Castigada en casi todo el mundo hasta el siglo pasado y hoy en una parte de él, la homosexualidad ha sido y es motivo de persecución. Lo ha sido en Europa, recuérdese a Oscar Wilde encarcelado por sodomía y el tenor, tan ajeno a sus hallazgos chispeantes y a sus felices paradojas, de ‘De profundis’, escrita en la prisión de Reading. Cuando las legislaciones discriminatorias desaparecieron de los ordenamientos democráticos —precisamente en los prodigiosos años sesenta—, se mantuvieron con especial severidad en los países comunistas. Pocos sujetos más homófobos que esos desgraciados fetiches de la izquierda, Fidel Castro y Che Guevara, que crearon campos de trabajo para los hombres homosexuales. Los actuales ataques violentos contra homosexuales en Rusia son extensión de las homófobas políticas soviéticas: la homosexualidad era un crimen, una enfermedad e incluso una prueba de afinidad con las conspiraciones anticomunistas. Hoy se mantienen las persecuciones, con ejecución incluida de homosexuales, en Irán, ese país desde donde se impulsó a Podemos. Ese país propietario de la cadena de televisión donde trabajaron los principales miembros de la cúpula podemita. Ese país que trabaja para borrar del mapa a Israel, que no solo es la única democracia de la zona sino también uno de los lugares del mundo donde los homosexuales viven más tranquilos.
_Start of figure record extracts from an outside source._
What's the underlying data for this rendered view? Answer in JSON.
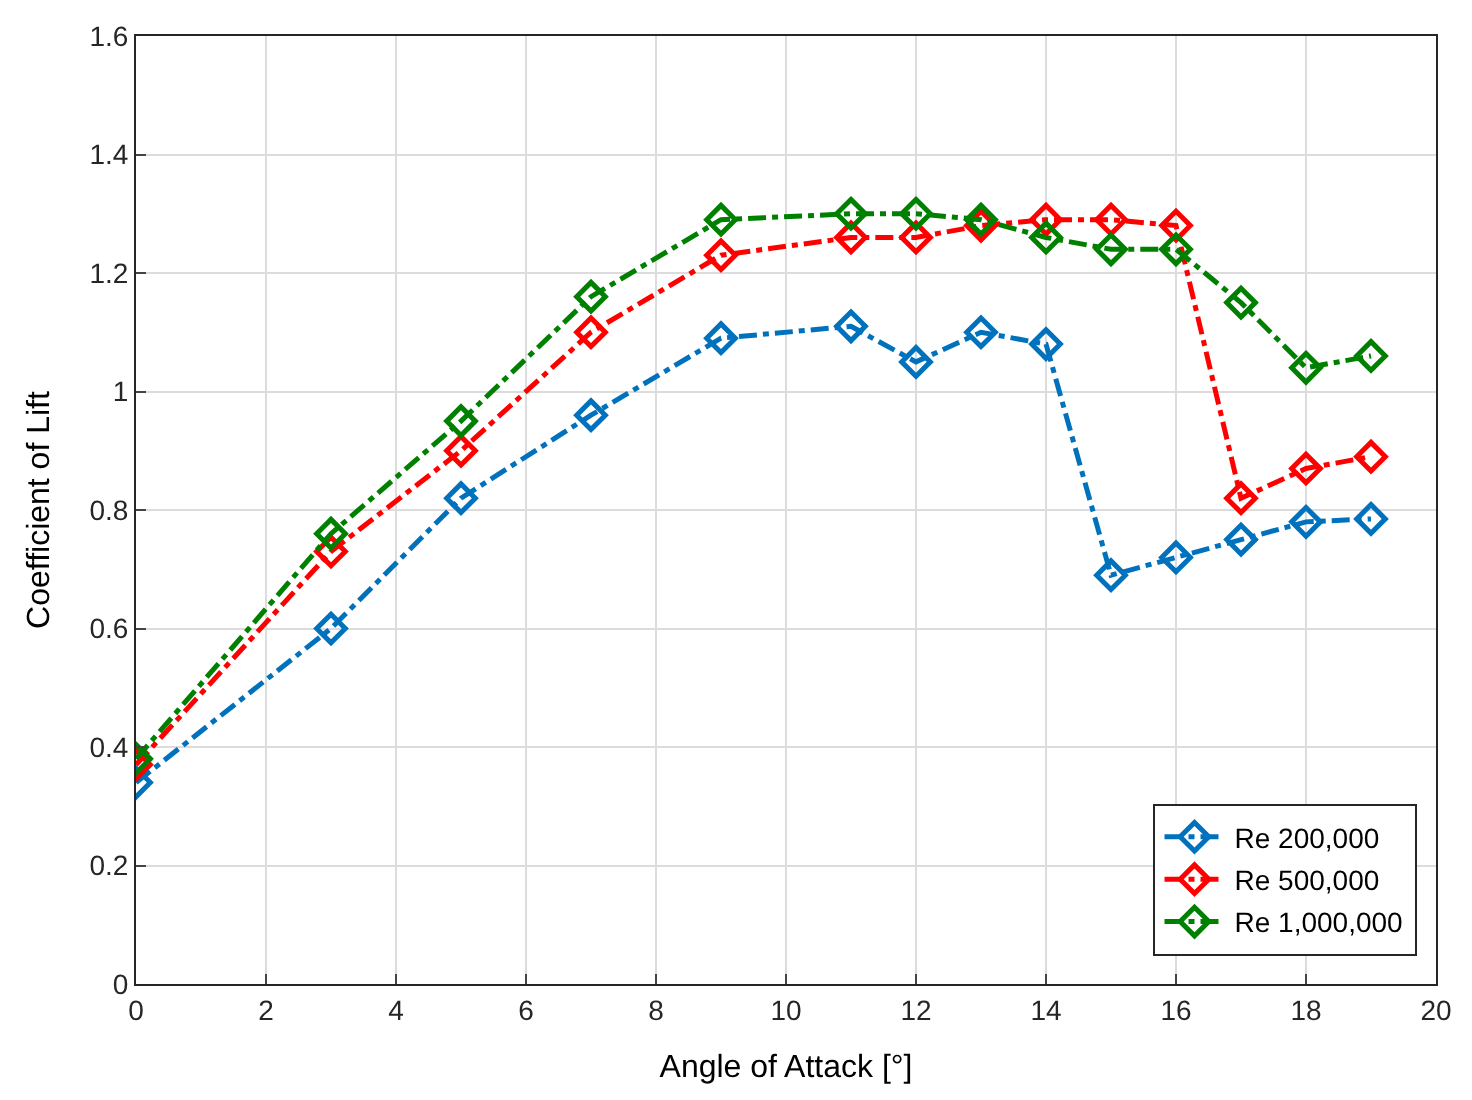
{
  "chart_data": {
    "type": "line",
    "xlabel": "Angle of Attack [°]",
    "ylabel": "Coefficient of Lift",
    "x": [
      0,
      3,
      5,
      7,
      9,
      11,
      12,
      13,
      14,
      15,
      16,
      17,
      18,
      19
    ],
    "series": [
      {
        "name": "Re 200,000",
        "color": "#0072bd",
        "values": [
          0.34,
          0.6,
          0.82,
          0.96,
          1.09,
          1.11,
          1.05,
          1.1,
          1.08,
          0.69,
          0.72,
          0.75,
          0.78,
          0.785
        ]
      },
      {
        "name": "Re 500,000",
        "color": "#ff0000",
        "values": [
          0.37,
          0.73,
          0.9,
          1.1,
          1.23,
          1.26,
          1.26,
          1.28,
          1.29,
          1.29,
          1.28,
          0.82,
          0.87,
          0.89
        ]
      },
      {
        "name": "Re 1,000,000",
        "color": "#008000",
        "values": [
          0.38,
          0.76,
          0.95,
          1.16,
          1.29,
          1.3,
          1.3,
          1.29,
          1.26,
          1.24,
          1.24,
          1.15,
          1.04,
          1.06
        ]
      }
    ],
    "xlim": [
      0,
      20
    ],
    "xticks": [
      0,
      2,
      4,
      6,
      8,
      10,
      12,
      14,
      16,
      18,
      20
    ],
    "ylim": [
      0,
      1.6
    ],
    "yticks": [
      0,
      0.2,
      0.4,
      0.6,
      0.8,
      1,
      1.2,
      1.4,
      1.6
    ],
    "grid": true,
    "legend": "bottom right",
    "marker": "diamond",
    "line_style": "dashed"
  }
}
Cuando el principio de igualdad inherente a las democracias liberales se ha hecho extensivo a las diversas inclinaciones sexuales, cuando es efectiva la protección legal y el respeto, las justas reivindicaciones del pasado se intensifican. ¿Cómo explicar este fenómeno? Por una manipulación tan burda que solo se sostiene y prospera por la creciente instauración de espacios puramente emocionales donde se arrasa lo intelectivo. Podríamos llamarlos «espacios de no debate». Algo falla: la homosexualidad tiene un presencia porcentual sostenida demasiado elevada como para traducir una mera inclinación sexual en afinidad ideológica. Si así fuera, estaríamos ante el mayor grupo organizado del mundo en términos de adscripción. Nada de eso hay, ninguna posibilidad de la más remota unanimidad en torno a una bandera, unas siglas, unos colores, unos módulos verbales, unos lemas. Mucho menos unas ideas o una línea ideológica. Véanse algunas contradicciones o desajustes de carácter lógico que se degluten íntegros, como píldoras. Píldoras ideológicas. De entrada, las famosas siglas mezclan géneros con inclinaciones sexuales, penosa falta sistemática. Mientras se quiere resaltar la existencia de una multitud de géneros —un numerus apertus—, en realidad se aglutina gratuitamente bajo una misma etiqueta a cuantos no son heterosexuales cisgénero: «personas LGTBIQ+». Equívocamente, se incluye un sector del heteróclito colectivo como parte de la causa feminista, lo que ha roto el feminismo en dos mitades.